The workers’ compensation insurance application vetted by Zurich American Insurance Company seemed straightforward enough to its examiners. Based on the information supplied by Tennessee-based Sunshine Enterprise (a seller/distributor of Chinese construction and industrial equipment to American companies), Zurich duly issued a policy providing for coverage.
And then things became far less clear. Virtually the entire leadership and management team of Sunshine Enterprise died in a Georgia airplane crash last year. In its wake, Zurich received a claim from the company for workers’ comp death benefits.
Insurance officials took sharp notice of that, for this material reason: Zurich’s coverage application directly addressed plane-related matters, with the insurer asking specifically of every company applicant whether it owned, leased or operated an airplane.
Sunshine Enterprise’s paperwork contained an interesting answer. The company stated that it had no connection with any aircraft.
That response was notable, because the airplane that crashed was owned by Sunshine’s CEO, as well as personally piloted by him.

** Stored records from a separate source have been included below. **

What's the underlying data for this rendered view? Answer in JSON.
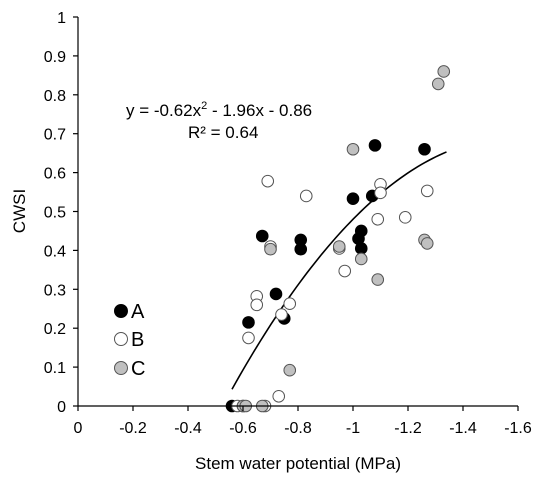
{
  "chart_data": {
    "type": "scatter",
    "title": "",
    "xlabel": "Stem water potential (MPa)",
    "ylabel": "CWSI",
    "xlim": [
      0,
      -1.6
    ],
    "ylim": [
      0,
      1
    ],
    "x_ticks": [
      0,
      -0.2,
      -0.4,
      -0.6,
      -0.8,
      -1,
      -1.2,
      -1.4,
      -1.6
    ],
    "x_tick_labels": [
      "0",
      "-0.2",
      "-0.4",
      "-0.6",
      "-0.8",
      "-1",
      "-1.2",
      "-1.4",
      "-1.6"
    ],
    "y_ticks": [
      0,
      0.1,
      0.2,
      0.3,
      0.4,
      0.5,
      0.6,
      0.7,
      0.8,
      0.9,
      1
    ],
    "y_tick_labels": [
      "0",
      "0.1",
      "0.2",
      "0.3",
      "0.4",
      "0.5",
      "0.6",
      "0.7",
      "0.8",
      "0.9",
      "1"
    ],
    "grid": false,
    "legend_position": "bottom-left",
    "annotations": {
      "equation_prefix": "y = -0.62x",
      "equation_sup": "2",
      "equation_suffix": " - 1.96x - 0.86",
      "r_squared": "R² = 0.64"
    },
    "fit": {
      "a": -0.62,
      "b": -1.96,
      "c": -0.86,
      "x_start": -0.56,
      "x_end": -1.34,
      "color": "#000000"
    },
    "series": [
      {
        "name": "A",
        "fill": "#000000",
        "stroke": "#000000",
        "points": [
          {
            "x": -0.56,
            "y": 0.0
          },
          {
            "x": -0.62,
            "y": 0.215
          },
          {
            "x": -0.67,
            "y": 0.437
          },
          {
            "x": -0.72,
            "y": 0.288
          },
          {
            "x": -0.75,
            "y": 0.225
          },
          {
            "x": -0.81,
            "y": 0.427
          },
          {
            "x": -0.81,
            "y": 0.403
          },
          {
            "x": -1.0,
            "y": 0.533
          },
          {
            "x": -1.02,
            "y": 0.43
          },
          {
            "x": -1.03,
            "y": 0.45
          },
          {
            "x": -1.03,
            "y": 0.405
          },
          {
            "x": -1.07,
            "y": 0.54
          },
          {
            "x": -1.08,
            "y": 0.67
          },
          {
            "x": -1.26,
            "y": 0.66
          }
        ]
      },
      {
        "name": "B",
        "fill": "#ffffff",
        "stroke": "#555555",
        "points": [
          {
            "x": -0.58,
            "y": 0.0
          },
          {
            "x": -0.6,
            "y": 0.0
          },
          {
            "x": -0.62,
            "y": 0.175
          },
          {
            "x": -0.65,
            "y": 0.282
          },
          {
            "x": -0.65,
            "y": 0.26
          },
          {
            "x": -0.68,
            "y": 0.0
          },
          {
            "x": -0.69,
            "y": 0.578
          },
          {
            "x": -0.7,
            "y": 0.41
          },
          {
            "x": -0.73,
            "y": 0.025
          },
          {
            "x": -0.74,
            "y": 0.235
          },
          {
            "x": -0.77,
            "y": 0.263
          },
          {
            "x": -0.83,
            "y": 0.54
          },
          {
            "x": -0.95,
            "y": 0.405
          },
          {
            "x": -0.97,
            "y": 0.347
          },
          {
            "x": -1.09,
            "y": 0.48
          },
          {
            "x": -1.1,
            "y": 0.57
          },
          {
            "x": -1.1,
            "y": 0.548
          },
          {
            "x": -1.19,
            "y": 0.485
          },
          {
            "x": -1.27,
            "y": 0.553
          }
        ]
      },
      {
        "name": "C",
        "fill": "#c0c0c0",
        "stroke": "#555555",
        "points": [
          {
            "x": -0.6,
            "y": 0.0
          },
          {
            "x": -0.61,
            "y": 0.0
          },
          {
            "x": -0.67,
            "y": 0.0
          },
          {
            "x": -0.7,
            "y": 0.403
          },
          {
            "x": -0.77,
            "y": 0.092
          },
          {
            "x": -0.95,
            "y": 0.41
          },
          {
            "x": -1.0,
            "y": 0.66
          },
          {
            "x": -1.03,
            "y": 0.378
          },
          {
            "x": -1.09,
            "y": 0.325
          },
          {
            "x": -1.26,
            "y": 0.427
          },
          {
            "x": -1.27,
            "y": 0.418
          },
          {
            "x": -1.31,
            "y": 0.828
          },
          {
            "x": -1.33,
            "y": 0.86
          }
        ]
      }
    ]
  }
}
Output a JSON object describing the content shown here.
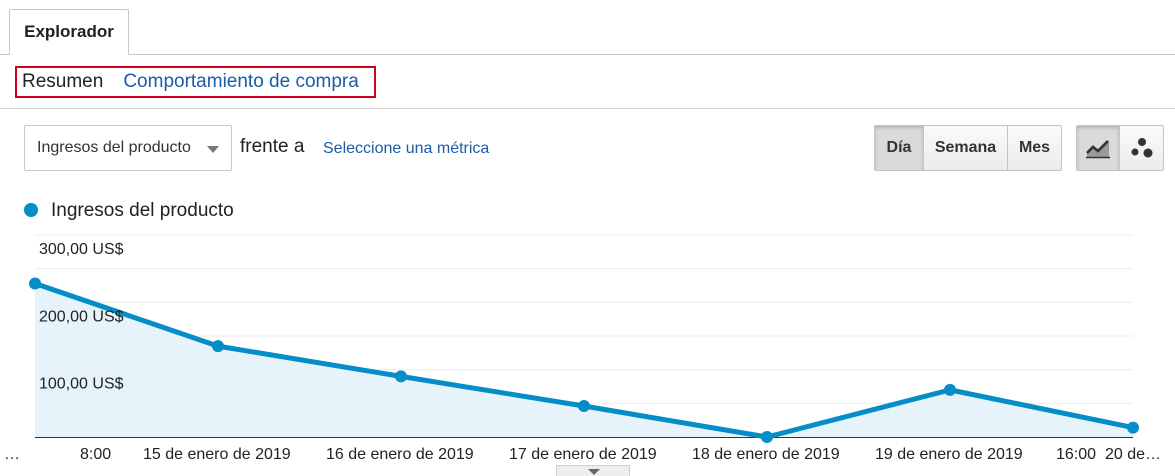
{
  "tabs": {
    "explorer_label": "Explorador"
  },
  "subnav": {
    "summary_label": "Resumen",
    "behavior_label": "Comportamiento de compra"
  },
  "controls": {
    "metric_selected": "Ingresos del producto",
    "versus_label": "frente a",
    "select_metric_label": "Seleccione una métrica",
    "period_buttons": [
      "Día",
      "Semana",
      "Mes"
    ],
    "period_active": "Día",
    "chart_type_icons": [
      "line-chart-icon",
      "motion-chart-icon"
    ],
    "chart_type_active": "line-chart-icon"
  },
  "legend": {
    "series_label": "Ingresos del producto"
  },
  "colors": {
    "series": "#058dc7",
    "fill": "#e6f3fa",
    "link": "#1a5ca8",
    "highlight_border": "#d0021b"
  },
  "chart_data": {
    "type": "area",
    "x": [
      "…",
      "15 de enero de 2019",
      "16 de enero de 2019",
      "17 de enero de 2019",
      "18 de enero de 2019",
      "19 de enero de 2019",
      "20 de…"
    ],
    "series": [
      {
        "name": "Ingresos del producto",
        "values": [
          228,
          135,
          90,
          46,
          0,
          70,
          14
        ]
      }
    ],
    "ylim": [
      0,
      300
    ],
    "y_ticks": [
      100,
      200,
      300
    ],
    "y_tick_labels": [
      "100,00 US$",
      "200,00 US$",
      "300,00 US$"
    ],
    "x_tick_labels": [
      "…",
      "8:00",
      "15 de enero de 2019",
      "16 de enero de 2019",
      "17 de enero de 2019",
      "18 de enero de 2019",
      "19 de enero de 2019",
      "16:00",
      "20 de…"
    ],
    "grid": true,
    "legend": "top-left"
  }
}
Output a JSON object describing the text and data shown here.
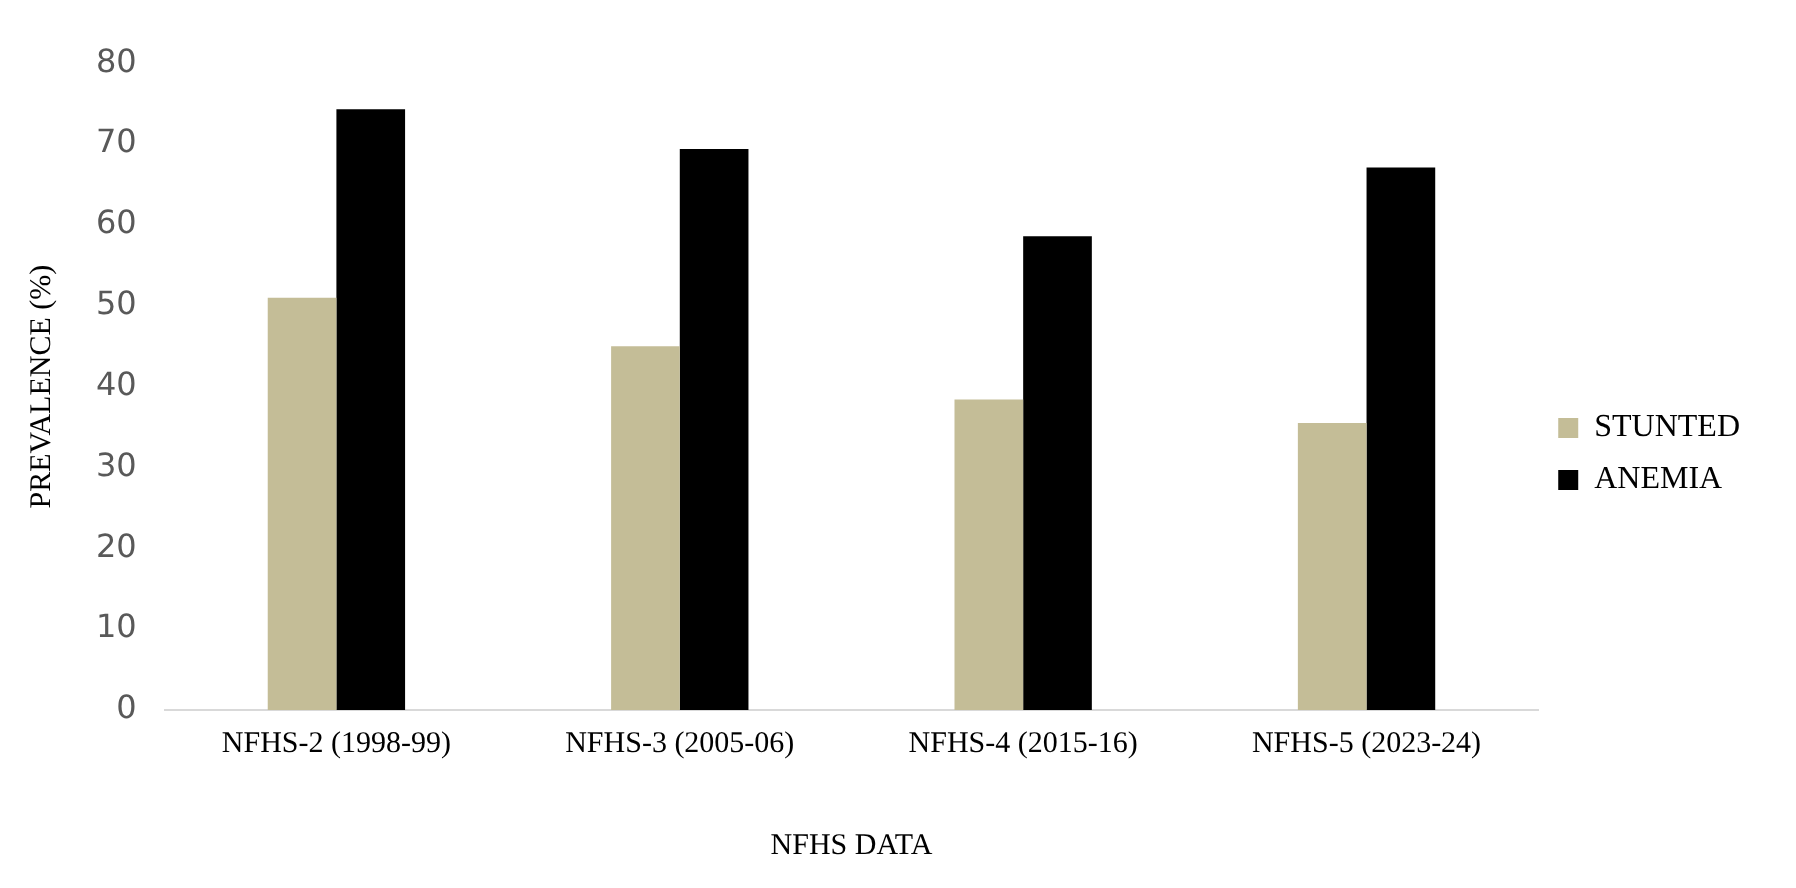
{
  "chart_data": {
    "type": "bar",
    "xlabel": "NFHS DATA",
    "ylabel": "PREVALENCE (%)",
    "categories": [
      "NFHS-2 (1998-99)",
      "NFHS-3 (2005-06)",
      "NFHS-4 (2015-16)",
      "NFHS-5 (2023-24)"
    ],
    "series": [
      {
        "name": "STUNTED",
        "color": "#c4bd97",
        "values": [
          51,
          45,
          38.4,
          35.5
        ]
      },
      {
        "name": "ANEMIA",
        "color": "#000000",
        "values": [
          74.3,
          69.4,
          58.6,
          67.1
        ]
      }
    ],
    "ylim": [
      0,
      80
    ],
    "yticks": [
      0,
      10,
      20,
      30,
      40,
      50,
      60,
      70,
      80
    ],
    "grid": false,
    "legend": "right"
  }
}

The unfolding of those facts yielded a blunt retort from Zurich, which comprises the insurer’s central allegation in a federal lawsuit recently filed by the company. Zurich deems the “no” response a fraudulent entry that voids Sunshine’s claim and, indeed, the entire policy. Zurich officials logically claim that their decision to offer coverage based on an assessment of risk was tarnished by a lack of material information.
The litigation is in its early stages, with a media spotlighting of the matter noting that the complaint is “scant on details about the insurance claim.”